How serious is Botrytis on roses?

One miniature rose wasn’t thriving as well as the others, very slow to flower and then produced a lot of otherwise very beautiful flowers that were brown and rotting from before the buds opened. It took me a while to guess what it was, and now I cut off all the flowers and gave a good spray with triticonazole.

I am wondering if sulphur would do the job better?

I have already been composting its dead heads for a while, though now have thrown all the dead heads out and what I could easily retrieve from the compost pile.

This rose has been affected for at least this whole season if not before, and my other roses don’t seem to be affected, though one or two have crinkly curled and dried up leaves, and don’t thrive so well, but most are perfectly ok.

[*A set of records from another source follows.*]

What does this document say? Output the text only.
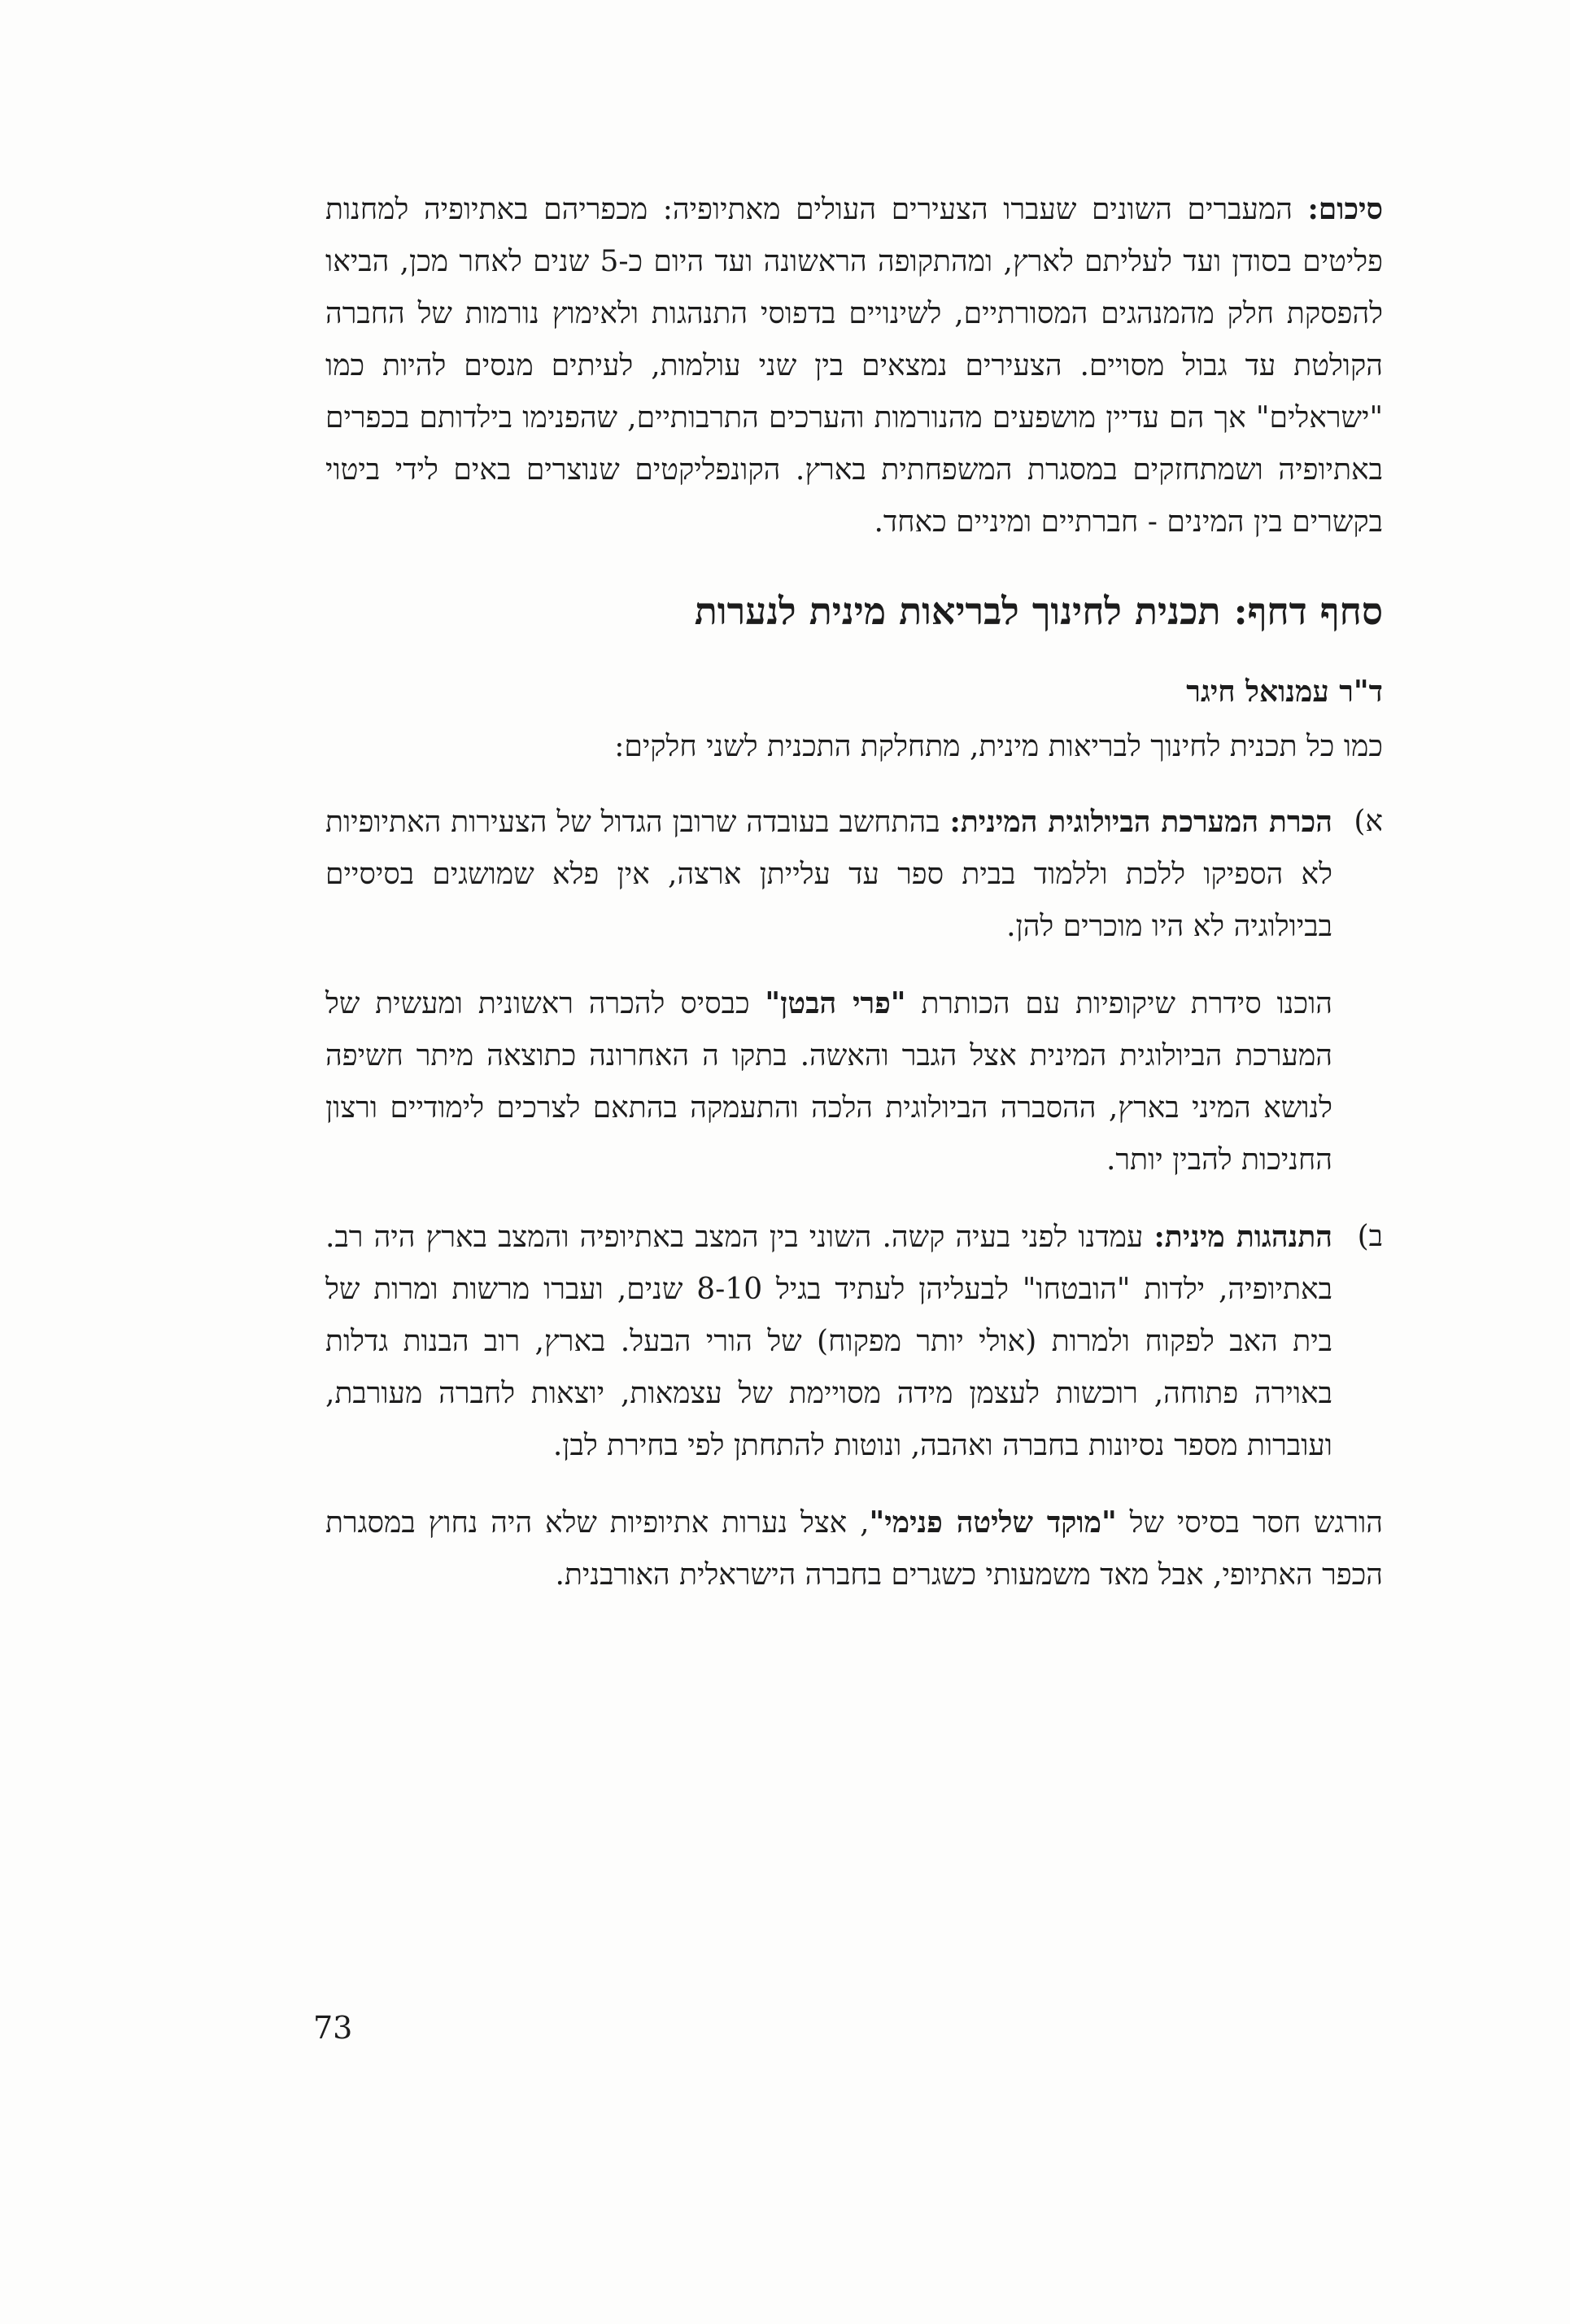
סיכום: המעברים השונים שעברו הצעירים העולים מאתיופיה: מכפריהם באתיופיה למחנות פליטים בסודן ועד לעליתם לארץ, ומהתקופה הראשונה ועד היום כ-5 שנים לאחר מכן, הביאו להפסקת חלק מהמנהגים המסורתיים, לשינויים בדפוסי התנהגות ולאימוץ נורמות של החברה הקולטת עד גבול מסויים. הצעירים נמצאים בין שני עולמות, לעיתים מנסים להיות כמו "ישראלים" אך הם עדיין מושפעים מהנורמות והערכים התרבותיים, שהפנימו בילדותם בכפרים באתיופיה ושמתחזקים במסגרת המשפחתית בארץ. הקונפליקטים שנוצרים באים לידי ביטוי בקשרים בין המינים - חברתיים ומיניים כאחד.

סחף דחף: תכנית לחינוך לבריאות מינית לנערות
ד"ר עמנואל חיגר

כמו כל תכנית לחינוך לבריאות מינית, מתחלקת התכנית לשני חלקים:

א)

הכרת המערכת הביולוגית המינית: בהתחשב בעובדה שרובן הגדול של הצעירות האתיופיות לא הספיקו ללכת וללמוד בבית ספר עד עלייתן ארצה, אין פלא שמושגים בסיסיים בביולוגיה לא היו מוכרים להן.

הוכנו סידרת שיקופיות עם הכותרת "פרי הבטן" כבסיס להכרה ראשונית ומעשית של המערכת הביולוגית המינית אצל הגבר והאשה. בתקו ה האחרונה כתוצאה מיתר חשיפה לנושא המיני בארץ, ההסברה הביולוגית הלכה והתעמקה בהתאם לצרכים לימודיים ורצון החניכות להבין יותר.

ב)

התנהגות מינית: עמדנו לפני בעיה קשה. השוני בין המצב באתיופיה והמצב בארץ היה רב. באתיופיה, ילדות "הובטחו" לבעליהן לעתיד בגיל 8-10 שנים, ועברו מרשות ומרות של בית האב לפקוח ולמרות (אולי יותר מפקוח) של הורי הבעל. בארץ, רוב הבנות גדלות באוירה פתוחה, רוכשות לעצמן מידה מסויימת של עצמאות, יוצאות לחברה מעורבת, ועוברות מספר נסיונות בחברה ואהבה, ונוטות להתחתן לפי בחירת לבן.

הורגש חסר בסיסי של "מוקד שליטה פנימי", אצל נערות אתיופיות שלא היה נחוץ במסגרת הכפר האתיופי, אבל מאד משמעותי כשגרים בחברה הישראלית האורבנית.

73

Is sulphur a good panacea for unknown rose fungal diseases, and botrytis specifically?

We get it every Fall like clockwork here. They rot, have some poofy spores fly around, winter comes, and I don’t see it again til November. I don’t think its the big of a deal. It could become a big deal if one only does overhead watering, or if spores get on developing hips and inside the peduncles. Neptune seems prone to this for some odd reason, despite the blooms being fine.

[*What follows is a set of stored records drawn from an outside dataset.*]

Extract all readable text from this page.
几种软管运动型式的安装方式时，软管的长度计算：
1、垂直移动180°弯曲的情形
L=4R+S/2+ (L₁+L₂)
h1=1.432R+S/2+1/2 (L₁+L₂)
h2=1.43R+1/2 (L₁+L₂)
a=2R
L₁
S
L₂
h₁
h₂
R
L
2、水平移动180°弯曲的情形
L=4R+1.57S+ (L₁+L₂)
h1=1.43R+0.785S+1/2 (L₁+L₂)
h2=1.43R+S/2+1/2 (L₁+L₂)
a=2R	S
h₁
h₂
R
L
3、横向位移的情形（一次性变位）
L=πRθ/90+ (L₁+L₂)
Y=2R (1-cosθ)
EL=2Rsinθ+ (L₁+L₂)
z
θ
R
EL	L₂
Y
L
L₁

In raspberry breeding, botrytis is something they actively breed against, but I never see it discussing in rose breeding studies. I am guessing that with roses, traits we already breed for in modern roses tend to ward off botrytis during the growing season in general. It could be possibly a problem in some indica and OGR lines where such traits like petal substance or petal drop are selected for.

Thanks Pacificjade. Yes I think these spores are everywhere and it is probably down to susceptibility and the breed of the rose and how healthy it is. I will in future take precautions to dispose of dead heads not in the compost, but accept that I can’t get rid of all spores, and they blow in the wind anyway.